Predictions about unknown future events.
Predictive analytics is that branch of advanced analytics which is used to make predictions about unknown future events. In some senses it is rather like crystal gazing – but rooted in the data and supported by advanced analytical and modelling skills.
Predictive analytics relies heavily on correlations and time-series analysis and is one area where domain-specific knowledge is invaluable – actually, vital!
A recent project – based on many million data points – revealed a very strong correlation between the sale of women’s shoes and Roman Catholicism. We have no information to confirm or refute this assertion which is statistically valid, but domain experience (or life experience) suggests that this is not a valid result.

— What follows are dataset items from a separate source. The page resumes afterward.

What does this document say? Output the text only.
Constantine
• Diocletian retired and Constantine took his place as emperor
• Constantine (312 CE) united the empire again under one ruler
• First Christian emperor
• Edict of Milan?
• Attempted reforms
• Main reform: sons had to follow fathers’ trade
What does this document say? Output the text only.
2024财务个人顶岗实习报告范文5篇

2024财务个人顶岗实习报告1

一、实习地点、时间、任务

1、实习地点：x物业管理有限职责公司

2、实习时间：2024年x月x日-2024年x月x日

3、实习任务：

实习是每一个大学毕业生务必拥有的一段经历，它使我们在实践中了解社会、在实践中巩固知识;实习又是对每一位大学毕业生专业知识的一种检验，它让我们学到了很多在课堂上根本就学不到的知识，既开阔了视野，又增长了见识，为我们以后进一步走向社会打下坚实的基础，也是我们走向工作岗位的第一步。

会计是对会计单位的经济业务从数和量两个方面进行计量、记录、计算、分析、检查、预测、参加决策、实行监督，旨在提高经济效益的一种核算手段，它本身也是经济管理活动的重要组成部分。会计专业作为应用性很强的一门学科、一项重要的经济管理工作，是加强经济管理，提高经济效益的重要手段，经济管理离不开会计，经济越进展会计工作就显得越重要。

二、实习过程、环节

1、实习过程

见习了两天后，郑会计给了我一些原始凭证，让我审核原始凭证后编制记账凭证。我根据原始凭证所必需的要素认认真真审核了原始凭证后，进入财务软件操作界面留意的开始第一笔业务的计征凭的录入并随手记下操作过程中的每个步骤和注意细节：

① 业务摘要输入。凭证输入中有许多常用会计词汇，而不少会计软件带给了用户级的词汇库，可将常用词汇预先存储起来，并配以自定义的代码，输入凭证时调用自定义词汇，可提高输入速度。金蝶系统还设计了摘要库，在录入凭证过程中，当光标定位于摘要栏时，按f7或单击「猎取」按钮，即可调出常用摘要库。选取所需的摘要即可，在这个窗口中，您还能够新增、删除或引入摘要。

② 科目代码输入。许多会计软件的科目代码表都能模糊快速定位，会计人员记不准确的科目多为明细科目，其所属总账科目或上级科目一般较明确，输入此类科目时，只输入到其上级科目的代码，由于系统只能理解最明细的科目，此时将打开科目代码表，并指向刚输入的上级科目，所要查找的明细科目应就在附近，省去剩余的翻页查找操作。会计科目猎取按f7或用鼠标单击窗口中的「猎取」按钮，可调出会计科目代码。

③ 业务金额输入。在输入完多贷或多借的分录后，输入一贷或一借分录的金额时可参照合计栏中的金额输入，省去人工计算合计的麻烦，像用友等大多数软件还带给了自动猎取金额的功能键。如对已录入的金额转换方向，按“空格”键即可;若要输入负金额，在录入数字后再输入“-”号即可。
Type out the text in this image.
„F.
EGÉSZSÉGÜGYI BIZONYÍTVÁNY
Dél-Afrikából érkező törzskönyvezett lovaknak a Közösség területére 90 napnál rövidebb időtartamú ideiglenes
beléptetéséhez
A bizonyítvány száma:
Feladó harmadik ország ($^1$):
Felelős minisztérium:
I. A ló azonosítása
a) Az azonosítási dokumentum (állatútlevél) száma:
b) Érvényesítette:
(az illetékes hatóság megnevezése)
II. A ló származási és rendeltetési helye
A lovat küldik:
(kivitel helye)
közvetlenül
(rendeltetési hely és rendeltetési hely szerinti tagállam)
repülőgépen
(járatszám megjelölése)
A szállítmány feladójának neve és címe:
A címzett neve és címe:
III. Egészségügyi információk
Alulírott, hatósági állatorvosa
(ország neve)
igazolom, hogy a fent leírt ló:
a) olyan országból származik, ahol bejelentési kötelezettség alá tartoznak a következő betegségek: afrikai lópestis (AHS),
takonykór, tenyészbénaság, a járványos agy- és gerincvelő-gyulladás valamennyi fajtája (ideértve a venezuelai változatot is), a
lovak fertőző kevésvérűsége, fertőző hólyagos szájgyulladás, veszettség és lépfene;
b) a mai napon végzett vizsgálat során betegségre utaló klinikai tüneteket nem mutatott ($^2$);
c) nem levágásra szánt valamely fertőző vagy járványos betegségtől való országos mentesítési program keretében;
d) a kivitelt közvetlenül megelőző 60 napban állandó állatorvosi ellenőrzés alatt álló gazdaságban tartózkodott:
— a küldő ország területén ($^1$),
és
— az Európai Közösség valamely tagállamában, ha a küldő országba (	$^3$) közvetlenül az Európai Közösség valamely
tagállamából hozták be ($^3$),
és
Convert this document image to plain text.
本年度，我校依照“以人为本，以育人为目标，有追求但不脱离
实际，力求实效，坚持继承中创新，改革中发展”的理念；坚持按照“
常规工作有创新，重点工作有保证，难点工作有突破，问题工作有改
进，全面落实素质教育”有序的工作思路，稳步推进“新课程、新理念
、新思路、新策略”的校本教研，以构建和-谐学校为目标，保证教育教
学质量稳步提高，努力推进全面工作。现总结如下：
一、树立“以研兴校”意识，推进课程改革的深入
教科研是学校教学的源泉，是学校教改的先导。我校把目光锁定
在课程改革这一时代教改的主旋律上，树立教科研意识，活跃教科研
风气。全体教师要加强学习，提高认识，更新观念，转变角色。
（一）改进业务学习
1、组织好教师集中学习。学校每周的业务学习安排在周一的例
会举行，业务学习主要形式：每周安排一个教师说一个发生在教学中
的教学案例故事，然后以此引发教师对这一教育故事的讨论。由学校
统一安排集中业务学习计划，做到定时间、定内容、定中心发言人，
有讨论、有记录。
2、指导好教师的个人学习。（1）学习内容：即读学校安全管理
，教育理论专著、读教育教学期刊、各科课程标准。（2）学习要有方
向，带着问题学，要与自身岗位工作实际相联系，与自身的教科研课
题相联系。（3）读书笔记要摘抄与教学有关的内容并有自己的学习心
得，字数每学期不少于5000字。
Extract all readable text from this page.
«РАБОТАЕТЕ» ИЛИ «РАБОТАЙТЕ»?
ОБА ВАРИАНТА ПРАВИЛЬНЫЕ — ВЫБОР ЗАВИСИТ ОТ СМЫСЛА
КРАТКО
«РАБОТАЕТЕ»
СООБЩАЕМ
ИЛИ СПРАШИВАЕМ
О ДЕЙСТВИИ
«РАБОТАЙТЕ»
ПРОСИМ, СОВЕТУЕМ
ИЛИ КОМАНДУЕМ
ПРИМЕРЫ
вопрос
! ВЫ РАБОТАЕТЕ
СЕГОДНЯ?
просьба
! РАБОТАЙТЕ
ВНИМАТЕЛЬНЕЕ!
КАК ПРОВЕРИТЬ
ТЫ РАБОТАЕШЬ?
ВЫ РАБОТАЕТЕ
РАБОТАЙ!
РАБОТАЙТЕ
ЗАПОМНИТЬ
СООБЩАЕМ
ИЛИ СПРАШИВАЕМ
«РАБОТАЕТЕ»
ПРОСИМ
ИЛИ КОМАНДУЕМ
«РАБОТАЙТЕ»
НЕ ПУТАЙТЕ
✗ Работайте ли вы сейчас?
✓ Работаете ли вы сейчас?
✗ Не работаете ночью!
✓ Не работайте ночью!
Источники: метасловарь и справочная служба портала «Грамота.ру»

In a similar vein, shark attacks correlate very well with sale of ice-cream.
The message is that predictive analytics is about forecasting which can be excellent – but which can also be disastrous.
There are many examples from real life but the market leaders (Amazon et al) clearly moderate their analytical skills with a strong dose of reality.
We recently carried out a major optimisation for a bank where we built a spatial model of their retail network and, after considerable modelling, predicted that they could close nearly 250 branches with minimal loss of customers. In the event, they closed 261 branches with a short-term loss of approximately 5% of their customers which recovered to just under 2% with enormous savings along the way.
So, predictive analytics can work but they rely heavily on the skill of the model maker and, especially, on domain-specific knowledge.